Commission strikes deal on new rules to secure gas supplies in Europe
Following intense negotiations concluded last night, the Maltese Presidency of the Council of the EU and negotiators from the European Parliament struck a deal on new rules to secure gas supplies in Europe, according to EUnews and Euractiv.
Under the new cooperation rules informally agreed by Parliament and Council negotiators, an EU country facing an emergency gas shortage will be able to alert another member state of the impending supply crisis and trigger cross-border assistance to remedy it.
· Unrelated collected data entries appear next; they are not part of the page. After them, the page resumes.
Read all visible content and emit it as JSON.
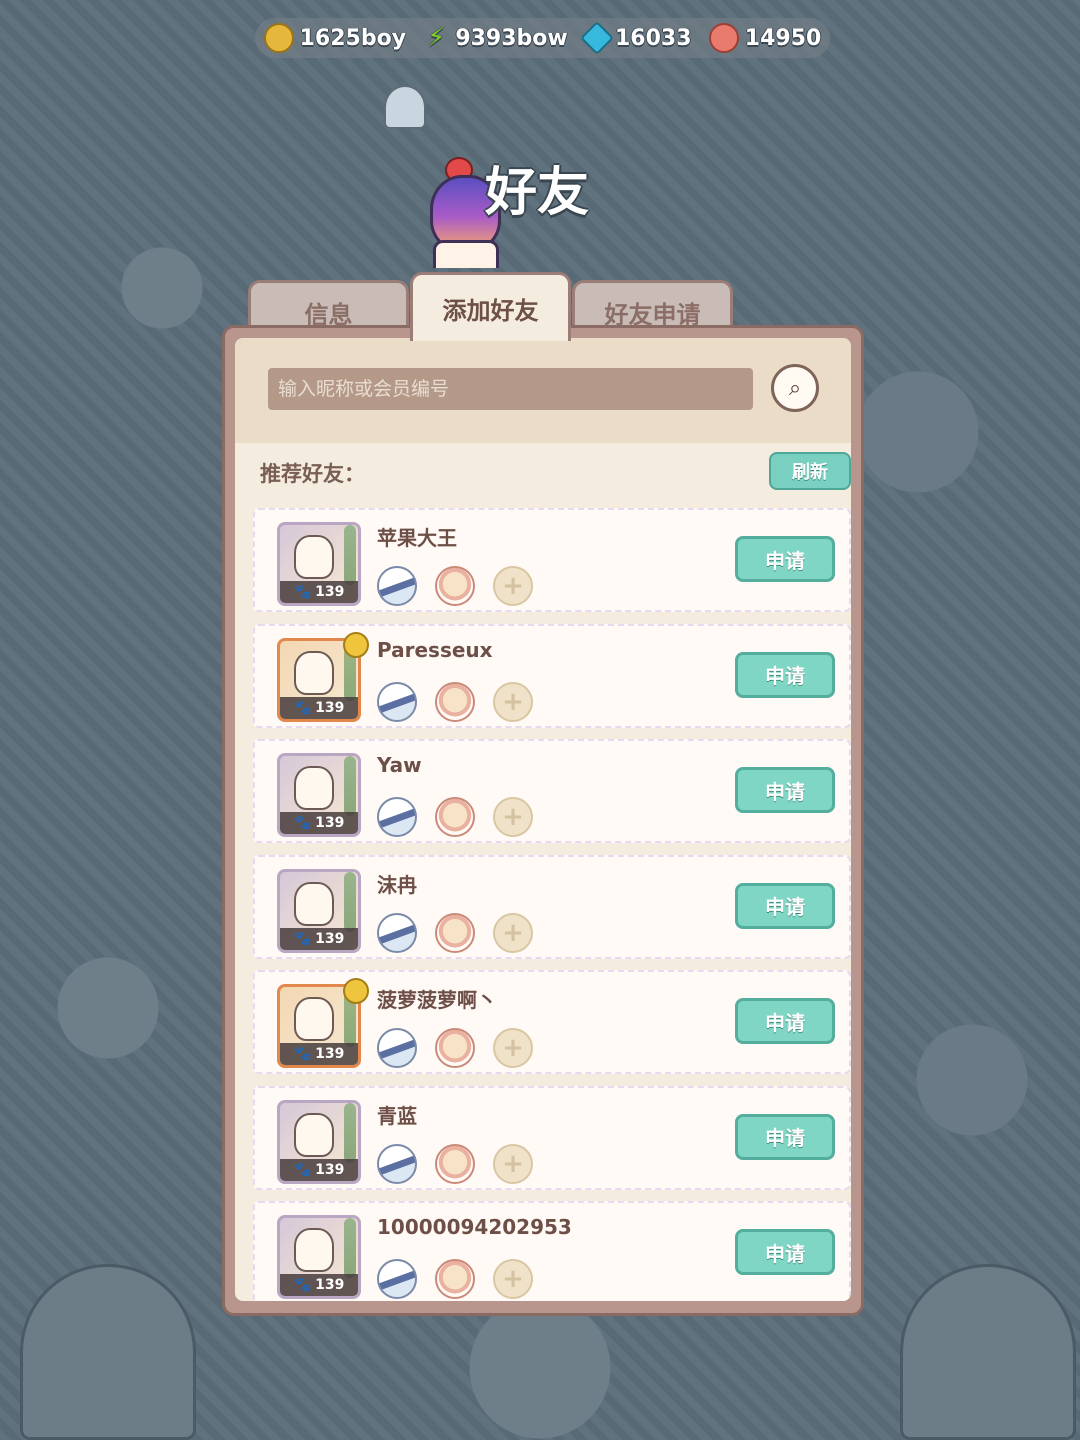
{
  "currencies": [
    {
      "icon": "coin-icon",
      "value": "1625boy"
    },
    {
      "icon": "lightning-icon",
      "value": "9393bow"
    },
    {
      "icon": "gem-icon",
      "value": "16033"
    },
    {
      "icon": "shell-icon",
      "value": "14950"
    }
  ],
  "title": "好友",
  "tabs": [
    {
      "label": "信息",
      "active": false
    },
    {
      "label": "添加好友",
      "active": true
    },
    {
      "label": "好友申请",
      "active": false
    }
  ],
  "search": {
    "placeholder": "输入昵称或会员编号"
  },
  "recommend_label": "推荐好友：",
  "refresh_label": "刷新",
  "apply_label": "申请",
  "friends": [
    {
      "name": "苹果大王",
      "level": "139",
      "frame": "silver"
    },
    {
      "name": "Paresseux",
      "level": "139",
      "frame": "gold"
    },
    {
      "name": "Yaw",
      "level": "139",
      "frame": "silver"
    },
    {
      "name": "沫冉",
      "level": "139",
      "frame": "silver"
    },
    {
      "name": "菠萝菠萝啊丶",
      "level": "139",
      "frame": "gold"
    },
    {
      "name": "青蓝",
      "level": "139",
      "frame": "silver"
    },
    {
      "name": "10000094202953",
      "level": "139",
      "frame": "silver"
    }
  ],
  "colors": {
    "accent": "#7fd6c5",
    "panel": "#f4ecdf",
    "frame": "#b8968d"
  }
}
In essence, the solidarity principle is for neighbouring member states to help out to ensure gas supply to households and essential social services in the event of a severe gas crisis.
On transparency, the natural gas companies will have to notify long-term contracts that are relevant for security of supply – 28% of the annual gas consumption in the Member State.
The informal agreement needs to be formally endorsed by the Council and the Parliament before it becomes law.
The draft agreement establishes four “risk groups” of member states to serve as a basis for obligatory “risk associated cooperation”, for joint risk assessment and joint establishment of preventive and emergency measures. These replace the seven regional cooperation groups listed in the initial legislative proposal.
There will be three energy supply crisis levels that member states can declare by informing the European Commission and the competent authorities in their risk groups and in directly connected member states: early warning, alert, and emergency.
The draft compromise recognizes the role of energy efficiency as a tool to prevent supply crises by reducing gas demand.
“This is the second piece of legislation that shapes the Energy Union, and a crucial one. It will make us more secure and resilient to external disruptions and to the abuse of energy supply as a political weapon. It gives EU member states the ability to help each other in times of an emergency but also, more importantly, enables them to act jointly to prevent any supply crises,” rapporteur Jerzy Buzek (EPP, PL), said.
“The main objective of the Parliament was to ensure that our citizens are never left without gas. This is reflected in the compromise which we have just reached. Through the solidarity mechanism, member states are obliged to help each other when there is a danger to the supply of gas to the most sensitive consumers – private households, hospitals, social services.”
“With this agreement between the Parliament and the Council, we take another big step forward towards strengthening the EU’s energy security. The new regulation paves the way for better coordinated crisis prevention and handling of potential gas crises by combining standards set at EU level with regional cooperation and solidarity. This increases our effectiveness and reduces costs for EU consumers,” Cañete said.